Выбрать главу

Эйзенхауэр был не одинок в своих призывах к строгости выполнения бюджета конгрессом. Оба его секретаря Казначейства, сперва Джордж Хэмфри, который работал в его первый президентский срок, а затем Роберт Андерсон — во время второго срока, все время настаивали на соблюдении финансовой и фискальной дисциплины правительством. Оба они, будучи ревностными приверженцами частного предпринимательства, также оба не желали или не способны были понять смысл финансовой поддержки, которую оказывали базовым отраслям американской индустрии государственные расходы. Военные контракты впоследствии расширялись до производства самолетов гражданской авиации, которые можно было использовать в коммерческих целях. «Большая тройка» автомобилестроителей в Детройте также пользовалась выгодами оборонных заказов, так же как сталелитейная и алюминиевая промышленность. Сельскохозяйственный сектор вообще зависел весь с потрохами от государственных субсидий. Все эти государственные программы, частью перенесенные из времен Нового Курса, частью вызванные «холодной войной», обеспечивали такой дополнительный прирост экономики, который частный сектор просто не мог бы осилить. Однако Эйзенхауэр и оба его казначея надеялись на возвращение к капитализму образца «до депрессии», а ведь именно он-то и привел к Великой депрессии! Поскольку доллар возмещался золотом, они решили, что золотой стандарт времен «до Первой мировой» был восстановлен. Все эти трое жили словно во временной капсуле, которая не соответствовала реалиям «холодной войны». Точно так же не могли они понять и предвидеть те многочисленные приложения военных технологий и исследований в сфере гражданского производства. «Холодная война» все еще находилась в периоде своего младенчества. А в следующие два десятка лет в военных технологиях произошел такой взрыв идей и технологий, который революционизировал и гражданский сектор.

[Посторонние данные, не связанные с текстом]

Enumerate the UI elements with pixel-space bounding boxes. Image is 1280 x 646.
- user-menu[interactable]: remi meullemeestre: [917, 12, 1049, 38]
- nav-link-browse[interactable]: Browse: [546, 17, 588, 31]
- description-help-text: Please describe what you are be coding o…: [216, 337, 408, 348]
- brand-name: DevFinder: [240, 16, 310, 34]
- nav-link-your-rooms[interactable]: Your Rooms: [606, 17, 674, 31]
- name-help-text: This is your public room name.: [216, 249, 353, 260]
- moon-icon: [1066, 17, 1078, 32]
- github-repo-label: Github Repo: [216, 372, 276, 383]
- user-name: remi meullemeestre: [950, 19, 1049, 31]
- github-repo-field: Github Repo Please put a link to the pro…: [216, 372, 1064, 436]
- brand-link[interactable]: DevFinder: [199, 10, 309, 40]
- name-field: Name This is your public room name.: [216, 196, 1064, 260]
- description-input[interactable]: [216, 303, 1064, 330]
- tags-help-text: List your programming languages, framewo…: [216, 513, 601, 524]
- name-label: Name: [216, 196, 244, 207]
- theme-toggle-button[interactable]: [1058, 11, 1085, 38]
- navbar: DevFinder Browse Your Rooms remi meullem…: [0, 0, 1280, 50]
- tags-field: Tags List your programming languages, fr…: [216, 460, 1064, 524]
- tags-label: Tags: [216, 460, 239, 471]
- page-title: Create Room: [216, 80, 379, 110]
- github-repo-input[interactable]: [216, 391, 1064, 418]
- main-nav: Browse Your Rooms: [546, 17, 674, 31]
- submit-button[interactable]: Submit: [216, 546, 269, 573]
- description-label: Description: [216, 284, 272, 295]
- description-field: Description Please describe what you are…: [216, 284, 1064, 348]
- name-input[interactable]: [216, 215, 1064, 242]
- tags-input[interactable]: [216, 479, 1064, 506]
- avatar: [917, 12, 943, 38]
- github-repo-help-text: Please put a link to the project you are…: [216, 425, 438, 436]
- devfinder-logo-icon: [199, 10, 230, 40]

С самого начала своего президентства Эйзенхауэр считал, что лучший способ сократить расходы государства на оборону и привести бюджет к балансу — это покончить с гонкой вооружений против Советского Союза. Теперь, когда Сталина уже не было на свете и новые лидеры встали у штурвала власти, президент решил предпринять шаги в этом направлении. Используя заседание Генеральной Ассамблеи ООН как повод для своего обращения, Эйзенхауэр воззвал к Советскому Союзу с целью заключить с ним некое соглашение. Он осознавал, что новое советское руководство находится у власти чуть больше года и потому не следует ожидать драматических изменений в отношениях между двумя странами. Предложенная им программа мирного атома была столь невинна и неагрессивна, что он рассчитывал на благосклонное к ней отношение. Он предложил, чтобы три страны, владеющие ядерным оружием — поскольку Великобритания также вошла в этот эксклюзивный клуб, — выделили бы долю своих радиоактивных изотопов новой организации в рамках ООН, для использования исключительно в мирных целях. Эта организация, составленная из ученых и инженеров любых стран мира, действовала бы независимо от трех ядерных держав. Для подтверждения своих добрых намерений и поскольку Соединенные Штаты первые создали бомбу, они готовы были выделить свои изотопы из своего запаса в соотношении 5 к 1. Когда Эйзенхауэр закончил свою речь, все члены Генеральной Ассамблеи, включая делегата от Советского Союза, встали и приветствовали это предложение оглушительными аплодисментами. Если бы его речь была посвящена только Программе мирного атома, и все, то Кремль мог бы принять подобное предложение. Однако президент настаивал на наращивании потенциальной угрозы атомной войны, несколько раз подчеркнув, что Америка обладает самым мощным разрушительным потенциалом, имеющимся у нее в арсенале. С учетом сравнения с двумя бомбами, сброшенными Америкой на Хиросиму и Нагасаки, он пугал советских лидеров. Естественно, они решили, что Программа мирного атома — не что иное, как некая ловушка с подвохом для русских. И не только предложение было отвергнуто, но Советский Союз стал наращивать свои усилия в стремлении догнать Соединенные Штаты. В своем стремлении положить конец гонке вооружений Эйзенхауэр, так сказать, слишком сильно нажал на акселератор.